Als die eine Gesangshälfte von The Exploding Boy hat Johan Sjöblom Eliot in der Schwarzen Szene einige Lorbeeren einheimsen können. Doch auch solo hat es der Schwede drauf. Sein musikalisches Talent stellte er bereits vor fünf Jahren unter Beweis. Das Debüt "6" geriet zu einem Konglomerat aus Dark-Wave mit hohem Pop-Faktor, einschmeichelnd ohne sich sich anzuwanzen. Ein durchaus funktionierendes System, das man deswegen auf dem aktuellen Album "Demons" nicht groß verändern brauchte. Wichtig ist nur, dass die Songs zünden. Und das tun sie immer wieder. Bereits "Telephone" und "Tape" wandern mit einer traumwandlerischen Sicherheit zwischen subkulturellen Licht- und Schattenspielen. Sjöblom hat dabei keine Berührungsängste mit anderen Genres oder macht sich einen großen Kopf darum, ob man der Fangemeinde vielleicht zuviel zumutet. Das führt dann auch zu solchen wunderbaren Stücken wie "Brand New Life", das auch ein bisschen den 90er-Brit-Pop zelebriert und eine Atmosphäre wie Oasis' "Wonderwall" besitzt. Genau diese Stilbrüche braucht es aber, um nicht vorhersehbar zu sein. Dies hat Sjöblom verinnerlicht und scheint bei den Kompositionen auf sein untrügliches Gespür für aussagekräftige Songs zu hören. Das bedeutet schlussendlich Nummern wie "Home" oder das herrlich ätherische "A Thousand Words", die der Mann auf seiner Habenseite verbuchen darf. "Demons" jedenfalls zählt zu den unangestrengtesten und gleichzeitig anschmiegsamen Alben in diesem Jahr.

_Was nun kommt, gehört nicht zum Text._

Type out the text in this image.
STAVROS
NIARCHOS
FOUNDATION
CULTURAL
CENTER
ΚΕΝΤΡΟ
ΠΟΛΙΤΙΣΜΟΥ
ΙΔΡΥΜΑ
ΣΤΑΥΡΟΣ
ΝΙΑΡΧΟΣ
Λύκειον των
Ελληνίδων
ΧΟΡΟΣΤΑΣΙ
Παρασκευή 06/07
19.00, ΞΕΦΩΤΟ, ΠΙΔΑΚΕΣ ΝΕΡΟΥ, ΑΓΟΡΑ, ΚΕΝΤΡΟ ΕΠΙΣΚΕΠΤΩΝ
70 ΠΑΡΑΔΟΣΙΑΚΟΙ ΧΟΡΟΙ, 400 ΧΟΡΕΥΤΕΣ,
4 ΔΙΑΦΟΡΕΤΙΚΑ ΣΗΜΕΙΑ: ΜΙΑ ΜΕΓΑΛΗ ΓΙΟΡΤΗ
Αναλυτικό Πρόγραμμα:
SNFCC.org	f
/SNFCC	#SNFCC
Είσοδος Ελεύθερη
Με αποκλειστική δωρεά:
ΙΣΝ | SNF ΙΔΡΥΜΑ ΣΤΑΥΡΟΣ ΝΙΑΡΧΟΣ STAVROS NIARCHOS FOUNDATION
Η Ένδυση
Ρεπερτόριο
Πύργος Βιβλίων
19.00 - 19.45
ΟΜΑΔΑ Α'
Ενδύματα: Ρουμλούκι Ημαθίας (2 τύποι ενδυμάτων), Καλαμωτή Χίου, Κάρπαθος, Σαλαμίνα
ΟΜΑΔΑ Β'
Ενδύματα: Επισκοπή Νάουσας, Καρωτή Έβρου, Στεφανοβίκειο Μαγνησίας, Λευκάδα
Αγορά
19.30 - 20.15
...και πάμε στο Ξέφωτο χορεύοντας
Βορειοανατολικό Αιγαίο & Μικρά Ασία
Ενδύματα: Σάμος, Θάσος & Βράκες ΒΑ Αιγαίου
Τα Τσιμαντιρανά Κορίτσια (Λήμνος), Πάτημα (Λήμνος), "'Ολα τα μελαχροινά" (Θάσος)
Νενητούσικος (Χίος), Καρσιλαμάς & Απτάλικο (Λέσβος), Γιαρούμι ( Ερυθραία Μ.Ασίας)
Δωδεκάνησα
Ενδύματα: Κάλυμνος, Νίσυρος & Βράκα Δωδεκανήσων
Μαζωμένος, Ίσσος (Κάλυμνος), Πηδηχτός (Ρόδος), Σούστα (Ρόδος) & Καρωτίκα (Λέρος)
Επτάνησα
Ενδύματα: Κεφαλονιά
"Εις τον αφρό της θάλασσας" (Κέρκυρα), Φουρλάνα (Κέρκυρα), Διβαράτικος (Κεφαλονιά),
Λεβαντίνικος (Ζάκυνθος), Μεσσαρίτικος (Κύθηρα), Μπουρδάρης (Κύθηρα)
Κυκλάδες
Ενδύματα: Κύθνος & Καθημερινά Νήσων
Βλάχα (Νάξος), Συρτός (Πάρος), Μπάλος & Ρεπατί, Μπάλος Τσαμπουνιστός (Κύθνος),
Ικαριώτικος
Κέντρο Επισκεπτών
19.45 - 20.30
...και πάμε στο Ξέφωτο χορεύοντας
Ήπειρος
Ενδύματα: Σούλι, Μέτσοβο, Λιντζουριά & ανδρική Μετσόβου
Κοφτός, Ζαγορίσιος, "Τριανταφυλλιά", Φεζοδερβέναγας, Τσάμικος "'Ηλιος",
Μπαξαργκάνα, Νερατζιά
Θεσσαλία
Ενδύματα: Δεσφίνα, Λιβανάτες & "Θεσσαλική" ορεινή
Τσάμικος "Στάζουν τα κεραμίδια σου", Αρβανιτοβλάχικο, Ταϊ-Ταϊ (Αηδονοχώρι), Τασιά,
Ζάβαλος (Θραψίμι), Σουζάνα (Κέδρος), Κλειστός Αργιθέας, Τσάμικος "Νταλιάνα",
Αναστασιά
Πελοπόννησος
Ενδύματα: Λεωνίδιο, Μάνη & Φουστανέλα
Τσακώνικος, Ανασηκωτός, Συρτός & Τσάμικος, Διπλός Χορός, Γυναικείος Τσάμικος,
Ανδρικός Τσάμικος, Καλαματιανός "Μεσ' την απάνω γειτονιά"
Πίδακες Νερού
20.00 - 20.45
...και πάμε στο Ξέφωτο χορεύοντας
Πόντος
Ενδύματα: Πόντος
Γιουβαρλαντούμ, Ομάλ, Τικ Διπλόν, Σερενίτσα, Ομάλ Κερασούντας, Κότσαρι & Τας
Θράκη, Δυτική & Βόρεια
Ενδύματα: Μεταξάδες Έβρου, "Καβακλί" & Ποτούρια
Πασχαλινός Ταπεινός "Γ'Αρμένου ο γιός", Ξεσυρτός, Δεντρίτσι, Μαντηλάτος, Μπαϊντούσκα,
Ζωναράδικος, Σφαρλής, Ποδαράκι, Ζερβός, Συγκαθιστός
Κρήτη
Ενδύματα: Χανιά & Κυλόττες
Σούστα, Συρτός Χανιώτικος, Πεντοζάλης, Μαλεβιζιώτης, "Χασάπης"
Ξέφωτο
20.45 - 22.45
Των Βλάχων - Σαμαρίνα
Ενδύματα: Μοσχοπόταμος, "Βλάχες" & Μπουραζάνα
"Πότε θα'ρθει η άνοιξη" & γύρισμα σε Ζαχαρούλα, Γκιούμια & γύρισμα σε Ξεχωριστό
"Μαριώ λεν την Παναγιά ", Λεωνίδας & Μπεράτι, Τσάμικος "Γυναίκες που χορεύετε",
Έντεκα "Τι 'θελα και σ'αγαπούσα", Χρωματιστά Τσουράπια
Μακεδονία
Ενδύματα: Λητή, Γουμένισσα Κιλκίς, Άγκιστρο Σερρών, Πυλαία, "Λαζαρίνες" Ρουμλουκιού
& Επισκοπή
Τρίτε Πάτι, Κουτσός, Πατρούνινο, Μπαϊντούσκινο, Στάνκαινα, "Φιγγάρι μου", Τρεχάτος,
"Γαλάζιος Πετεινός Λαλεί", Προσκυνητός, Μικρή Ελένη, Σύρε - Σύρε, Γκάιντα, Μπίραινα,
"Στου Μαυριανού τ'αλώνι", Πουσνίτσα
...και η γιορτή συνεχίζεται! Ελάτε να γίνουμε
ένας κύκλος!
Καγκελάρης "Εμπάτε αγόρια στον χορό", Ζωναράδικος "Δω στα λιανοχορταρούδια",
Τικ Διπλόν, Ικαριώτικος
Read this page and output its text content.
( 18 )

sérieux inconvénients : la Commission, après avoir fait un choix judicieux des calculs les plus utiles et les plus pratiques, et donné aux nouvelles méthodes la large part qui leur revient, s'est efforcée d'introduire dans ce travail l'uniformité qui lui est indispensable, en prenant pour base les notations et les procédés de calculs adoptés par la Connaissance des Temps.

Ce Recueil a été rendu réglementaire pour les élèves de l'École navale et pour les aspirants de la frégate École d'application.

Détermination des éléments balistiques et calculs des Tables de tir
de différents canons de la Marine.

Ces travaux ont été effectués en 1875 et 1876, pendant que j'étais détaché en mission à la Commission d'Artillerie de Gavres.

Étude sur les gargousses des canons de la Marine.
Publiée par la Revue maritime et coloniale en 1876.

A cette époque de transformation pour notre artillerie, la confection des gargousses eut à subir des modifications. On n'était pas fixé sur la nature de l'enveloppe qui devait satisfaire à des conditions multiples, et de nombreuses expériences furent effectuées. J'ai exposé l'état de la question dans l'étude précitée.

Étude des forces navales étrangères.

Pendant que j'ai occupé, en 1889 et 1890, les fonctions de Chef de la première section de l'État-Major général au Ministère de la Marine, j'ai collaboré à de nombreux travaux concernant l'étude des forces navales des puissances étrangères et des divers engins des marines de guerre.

"New wave & Post-Punk music for emotional engagement, intellectual stimulation, energetic dancing and nostalgic enjoyment!" Die Beschreibung der Musik von Palais Ideal ließt sich fast wie die Überschrift einer Doktorarbeit. Doch ihr zweites Album "Negative Space" ist alles andere als verkopft. Denn Richard van Kruysdijk und John Edwards lassen sich bei ihren Songs deutlich von ihren Emotionen leiten, aber auch von ihrer langjährigen Erfahrung im Musikzirkus. Unter anderem führte sie der Weg zu Kollaborationen mit Mitgliedern von Wire, Bauhaus, Swans oder Clan Of Xymox. Das geht natürlich nicht spurlos an der eigenen musikalischen Ausbildung vorbei. Dementsprechend klingt "Negative Space" auch wie die Quintessenz aus rund 30 Jahre schwarzromantischem Depri-Rock. Jedoch beziehen sich Palais Ideal deutlich auf den Gothic-Sound der frühen 80er, dafür sorgen alte Synthesizer und Gitarren, aus diesen der warme Sound gezogen wird. Das macht "Negative Space" vor allem für die ältere Gruftie-Fraktion interessant. Doch das Duo ist nicht auf einem reinen Nostalgie-Trip, sondern hat in Stücken wie "Results" und "Keeping The Faith" durchaus die Gegenwart fest im Blick. Abschließend steht aber das großartige Gefühl der beiden für die richtige Stimmung der Songs im Vordergrund. Und diese ist über jede Diskussion über die ästhetische Ausrichtung der Stücke erhaben. "Negative Space" bestätigt einmal mehr die außerordentlliche Schaffenskraft der Niederländer. Palais Ideal haben das Zeug zu etwa Großem.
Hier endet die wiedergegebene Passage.